UNA TARDE EN EL AEROPUERTO

por

Roger Vilain

-Roger Vilain-
X: @rvilain1

    Viajar supone un alumbramiento. Mientras más sensible tengas la epidermis mayor será el marcaje a fuego en tu retina. Lo que soy yo, cada instancia geográfica que me reclama y cada partida que emprendo obran su milagro. Regreso siendo el mismo, pero también me vuelvo otro, de modo que entre kilómetros y kilómetros mudo la piel, cosas nuevas aparecen, luces distintas bañan el escenario.

    Con las ideas puestas en lo anterior agarré el equipaje y cogí un taxi para el aeropuerto. Ya en Barajas el asunto pintaba largo -escala de varias horas-. Entonces me puse cómodo y practiqué a placer uno de mis deportes favoritos: observar a quemarropa.

    Desde el rincón que se ofrece inmejorable un café y la última novela de Pérez Reverte son los amigos más fieles. Y justo ahí alzo las orejas, pongo a tiro la mira telescópica y de inmediato me gotea el colmillo. Busco en el entramado de viajantes, de rostros y gestos y conductas al bicho humano que todos llevamos dentro.

    Debo decir que mi hija partió hace poco, de esta España fabulosa e invernal regresó a Francia, a la vida universitaria que eligió para sí y que asume con la frescura de los veinte años. Confieso que me acompaña una melancolía que baja el tono, es decir, estoy lleno de ausencia por todos los costados. Para qué decir no, si sí. Quizás por eso observo lo que observo, con el café enfrente y la novela sin abrir sobre la mesa. Y lo que observo es mudo teatro de sombras, la puesta en escena de adioses, tristezas contenidas o sin frenos y mil promesas de próximos encuentros.

    Es que un aeropuerto es masa gelatinosa donde van a parar todos los sentimientos del mundo. Es verdad que si cambias de foco corre la película contraria, una que te muestra los arribos, las caras de los reencuentros, el perfil más cercano a la felicidad. Pero decía arriba que ando bajo de tono y qué le vamos a hacer, la tecla que toco ahora es la de las distancias.

    El bicho humano que todos llevamos dentro, más allá del cada quien y sobre tu puntito de mira, sobre tu cosmovisión, sobre tu condición de hijo de puta o todo lo contrario, digo, ese fondo viscoso que sin embargo nos une, saca la cabeza aquí y si enfocas como debe ser lo ves danzar feliz por las estancias, sin ropajes ni disfraces.

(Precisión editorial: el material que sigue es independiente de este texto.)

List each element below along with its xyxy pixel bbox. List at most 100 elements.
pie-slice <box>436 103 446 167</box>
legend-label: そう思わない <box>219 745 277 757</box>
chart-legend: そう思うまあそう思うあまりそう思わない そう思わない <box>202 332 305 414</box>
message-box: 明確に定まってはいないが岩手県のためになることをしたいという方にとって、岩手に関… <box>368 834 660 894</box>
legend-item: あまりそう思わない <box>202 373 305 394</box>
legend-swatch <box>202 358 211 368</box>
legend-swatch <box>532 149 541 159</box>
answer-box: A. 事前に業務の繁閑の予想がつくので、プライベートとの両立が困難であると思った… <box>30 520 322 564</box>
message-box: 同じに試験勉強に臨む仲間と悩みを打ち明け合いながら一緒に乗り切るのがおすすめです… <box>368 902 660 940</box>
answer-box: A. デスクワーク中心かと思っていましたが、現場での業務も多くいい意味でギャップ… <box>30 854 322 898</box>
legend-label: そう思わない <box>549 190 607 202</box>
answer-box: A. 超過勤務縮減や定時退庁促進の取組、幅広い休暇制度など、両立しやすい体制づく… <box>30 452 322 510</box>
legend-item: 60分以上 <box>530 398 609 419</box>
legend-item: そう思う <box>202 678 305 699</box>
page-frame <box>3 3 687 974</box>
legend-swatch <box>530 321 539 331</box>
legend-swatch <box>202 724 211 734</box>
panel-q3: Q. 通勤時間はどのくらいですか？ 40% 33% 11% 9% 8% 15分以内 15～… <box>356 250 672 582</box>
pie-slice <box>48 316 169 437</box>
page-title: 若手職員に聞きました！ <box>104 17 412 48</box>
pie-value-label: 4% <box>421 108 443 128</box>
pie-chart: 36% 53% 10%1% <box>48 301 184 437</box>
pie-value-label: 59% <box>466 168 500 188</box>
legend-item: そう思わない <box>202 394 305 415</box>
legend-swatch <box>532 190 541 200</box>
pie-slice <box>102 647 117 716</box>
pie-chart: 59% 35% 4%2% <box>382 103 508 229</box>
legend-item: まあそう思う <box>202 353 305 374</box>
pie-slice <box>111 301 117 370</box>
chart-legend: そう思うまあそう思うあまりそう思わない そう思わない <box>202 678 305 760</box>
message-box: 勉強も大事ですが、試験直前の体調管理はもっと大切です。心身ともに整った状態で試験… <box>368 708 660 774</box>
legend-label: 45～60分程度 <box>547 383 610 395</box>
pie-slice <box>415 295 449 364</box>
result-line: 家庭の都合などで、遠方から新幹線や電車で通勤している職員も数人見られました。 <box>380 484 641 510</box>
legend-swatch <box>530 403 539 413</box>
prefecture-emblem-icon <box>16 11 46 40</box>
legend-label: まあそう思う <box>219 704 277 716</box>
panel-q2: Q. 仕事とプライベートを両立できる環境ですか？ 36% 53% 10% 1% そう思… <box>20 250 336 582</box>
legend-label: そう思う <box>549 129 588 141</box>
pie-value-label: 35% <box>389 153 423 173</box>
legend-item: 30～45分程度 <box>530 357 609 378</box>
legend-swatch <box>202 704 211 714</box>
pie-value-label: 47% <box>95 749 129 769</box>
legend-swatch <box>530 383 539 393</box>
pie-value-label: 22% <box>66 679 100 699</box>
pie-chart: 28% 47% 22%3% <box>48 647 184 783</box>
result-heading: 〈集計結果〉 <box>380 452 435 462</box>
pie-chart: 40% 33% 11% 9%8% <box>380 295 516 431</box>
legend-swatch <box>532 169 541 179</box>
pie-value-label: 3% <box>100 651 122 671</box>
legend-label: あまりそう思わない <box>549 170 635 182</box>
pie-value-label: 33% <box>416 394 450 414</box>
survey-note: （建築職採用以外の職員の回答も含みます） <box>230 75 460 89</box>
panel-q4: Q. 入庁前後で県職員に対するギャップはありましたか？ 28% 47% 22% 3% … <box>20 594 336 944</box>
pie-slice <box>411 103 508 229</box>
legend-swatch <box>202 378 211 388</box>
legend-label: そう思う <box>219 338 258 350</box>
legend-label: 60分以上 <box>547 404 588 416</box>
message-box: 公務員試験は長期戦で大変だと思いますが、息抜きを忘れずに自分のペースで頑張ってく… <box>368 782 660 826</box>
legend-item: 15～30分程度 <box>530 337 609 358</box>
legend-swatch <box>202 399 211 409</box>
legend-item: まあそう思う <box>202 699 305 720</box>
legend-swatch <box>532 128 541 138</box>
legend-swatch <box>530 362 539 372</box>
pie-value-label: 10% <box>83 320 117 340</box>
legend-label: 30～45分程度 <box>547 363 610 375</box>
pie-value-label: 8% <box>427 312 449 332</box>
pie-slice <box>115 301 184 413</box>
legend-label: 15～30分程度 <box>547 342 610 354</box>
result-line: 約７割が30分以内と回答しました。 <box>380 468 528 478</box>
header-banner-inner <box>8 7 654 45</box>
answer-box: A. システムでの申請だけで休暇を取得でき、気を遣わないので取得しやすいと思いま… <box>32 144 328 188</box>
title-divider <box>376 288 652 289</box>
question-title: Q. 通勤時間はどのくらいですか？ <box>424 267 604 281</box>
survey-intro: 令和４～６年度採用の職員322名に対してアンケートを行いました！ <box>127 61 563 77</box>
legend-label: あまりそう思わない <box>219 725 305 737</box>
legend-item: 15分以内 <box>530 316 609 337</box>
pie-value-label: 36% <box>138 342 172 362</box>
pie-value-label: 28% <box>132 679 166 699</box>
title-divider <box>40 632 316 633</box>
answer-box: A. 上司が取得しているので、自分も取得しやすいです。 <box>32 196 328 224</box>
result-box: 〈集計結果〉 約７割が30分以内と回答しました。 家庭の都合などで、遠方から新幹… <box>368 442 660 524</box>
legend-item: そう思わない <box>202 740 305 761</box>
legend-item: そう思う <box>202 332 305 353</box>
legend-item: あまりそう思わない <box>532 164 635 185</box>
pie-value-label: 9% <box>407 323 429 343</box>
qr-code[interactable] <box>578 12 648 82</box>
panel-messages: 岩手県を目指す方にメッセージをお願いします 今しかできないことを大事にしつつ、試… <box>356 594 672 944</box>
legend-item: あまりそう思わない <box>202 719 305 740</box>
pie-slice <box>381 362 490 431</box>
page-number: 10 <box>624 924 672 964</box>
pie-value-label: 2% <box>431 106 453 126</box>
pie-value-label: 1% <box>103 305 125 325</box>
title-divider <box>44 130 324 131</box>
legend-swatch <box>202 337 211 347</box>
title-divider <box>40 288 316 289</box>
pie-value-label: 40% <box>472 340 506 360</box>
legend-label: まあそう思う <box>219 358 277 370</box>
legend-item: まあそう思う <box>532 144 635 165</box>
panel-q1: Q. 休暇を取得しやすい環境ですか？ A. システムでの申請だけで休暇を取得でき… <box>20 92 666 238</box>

    Mientras un anciano abraza a quien imagino su nieta y mientras aquella mujer besa entre sollozos a un hombre de chaqueta gris, puedo mirarme en tales despedidas. Algo llevan de mí y algo de cada uno poseo en esos instantes. Como en las buenas películas, ellos también son yo, y pienso de seguidas en los griegos y me llega así, de golpe, la palabra catarsis. Entonces ahí me tienes, siendo humano hasta la médula en el caldo espeso que va siendo este aeropuerto.

    Si viajar es un alumbramiento yo nada más digo gracias. Entre manos que se estrechan y abrazos a la espera del volverse a ver cabe el universo de cabeza. Entonces nada, pruebo al fin mi café, abro el libro de Pérez Reverte, hasta que una voz metálica anuncia la salida de mi vuelo.